# Thread: Help with L'Hospital's Rule question

1. ## Help with L'Hospital's Rule question

Hey guys,

I was just wondering if you could help me out with a question. I think I've wittled it down enough but I'm having troubles simplifying it and I'm not sure if I've done one step right.

Here's the question:

Evaluate the limit.

This is what I have gotten so far:

lim x --> 0 = sin(8x) / -tan(4x)^-2 (because, 1/1/cot(4x) = tan(4x)^-1, and the derivative of that is what I have written)

Took the deriv. again because I get 0/0
lim x --> 0 = 8cos(8x) / -4sec^2(4x)^-2 << this is the step I'm not sure about, with sec. I don't think that's the right derivative.

Any help's appreciated. Thanks!

2. Originally Posted by dark-ryder341
Hey guys,

I was just wondering if you could help me out with a question. I think I've wittled it down enough but I'm having troubles simplifying it and I'm not sure if I've done one step right.

Here's the question:

Evaluate the limit.

This is what I have gotten so far:

lim x --> 0 = sin(8x) / -tan(4x)^-2 (because, 1/1/cot(4x) = tan(4x)^-1, and the derivative of that is what I have written)

Took the deriv. again because I get 0/0
lim x --> 0 = 8cos(8x) / -4sec^2(4x)^-2 << this is the step I'm not sure about, with sec. I don't think that's the right derivative.

Any help's appreciated. Thanks!
$\lim_{x \to 0}\cot{(4x)}\sin{(8x)} = \lim_{x \to 0}\frac{\sin{(8x)}}{\tan{(4x)}}$

Since this tends to the indeterminate $\frac{0}{0}$, we can use L'Hospital.

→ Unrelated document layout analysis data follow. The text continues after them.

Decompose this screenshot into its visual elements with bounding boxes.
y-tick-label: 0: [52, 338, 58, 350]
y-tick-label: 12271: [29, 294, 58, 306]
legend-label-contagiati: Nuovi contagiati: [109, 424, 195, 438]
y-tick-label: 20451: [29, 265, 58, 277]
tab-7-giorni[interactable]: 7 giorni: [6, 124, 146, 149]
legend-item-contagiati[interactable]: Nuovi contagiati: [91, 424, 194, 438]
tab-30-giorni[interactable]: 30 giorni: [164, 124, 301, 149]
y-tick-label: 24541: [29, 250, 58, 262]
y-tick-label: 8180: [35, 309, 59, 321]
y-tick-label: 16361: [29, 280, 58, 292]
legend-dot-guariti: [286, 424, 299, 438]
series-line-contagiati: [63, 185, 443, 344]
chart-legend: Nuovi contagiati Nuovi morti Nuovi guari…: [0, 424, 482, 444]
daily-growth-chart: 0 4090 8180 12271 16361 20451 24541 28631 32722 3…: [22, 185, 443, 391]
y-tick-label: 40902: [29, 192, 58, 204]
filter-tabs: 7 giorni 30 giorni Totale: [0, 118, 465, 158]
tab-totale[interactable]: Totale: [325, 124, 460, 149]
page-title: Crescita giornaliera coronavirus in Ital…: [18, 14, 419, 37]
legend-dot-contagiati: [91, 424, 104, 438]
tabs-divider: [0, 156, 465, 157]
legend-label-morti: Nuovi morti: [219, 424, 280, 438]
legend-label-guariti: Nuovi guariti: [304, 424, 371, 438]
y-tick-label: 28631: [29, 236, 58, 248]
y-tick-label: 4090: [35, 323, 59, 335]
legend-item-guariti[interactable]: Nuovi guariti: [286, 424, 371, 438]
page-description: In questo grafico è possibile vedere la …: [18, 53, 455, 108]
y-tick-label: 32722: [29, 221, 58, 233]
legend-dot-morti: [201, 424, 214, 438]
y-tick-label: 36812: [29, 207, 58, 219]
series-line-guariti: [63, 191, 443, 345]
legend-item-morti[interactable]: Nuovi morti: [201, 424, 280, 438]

$= \lim_{x \to 0}\frac{\frac{d}{dx}[\sin{(8x)}]}{\frac{d}{dx}[\tan{(4x)}]}$

$= \lim_{x \to 0}\frac{8\cos{(8x)}}{4\sec^2{(4x)}}$

$= \lim_{x \to 0}2\cos{(4x)}\cos^2{(8x)}$

$= 2\cos{0}\cos^2{0}$

$= 2$.

3. another way : just simplify the term $\sin(8x)\cot(4x)$.
you'll get the same result without using the L'hospital rule.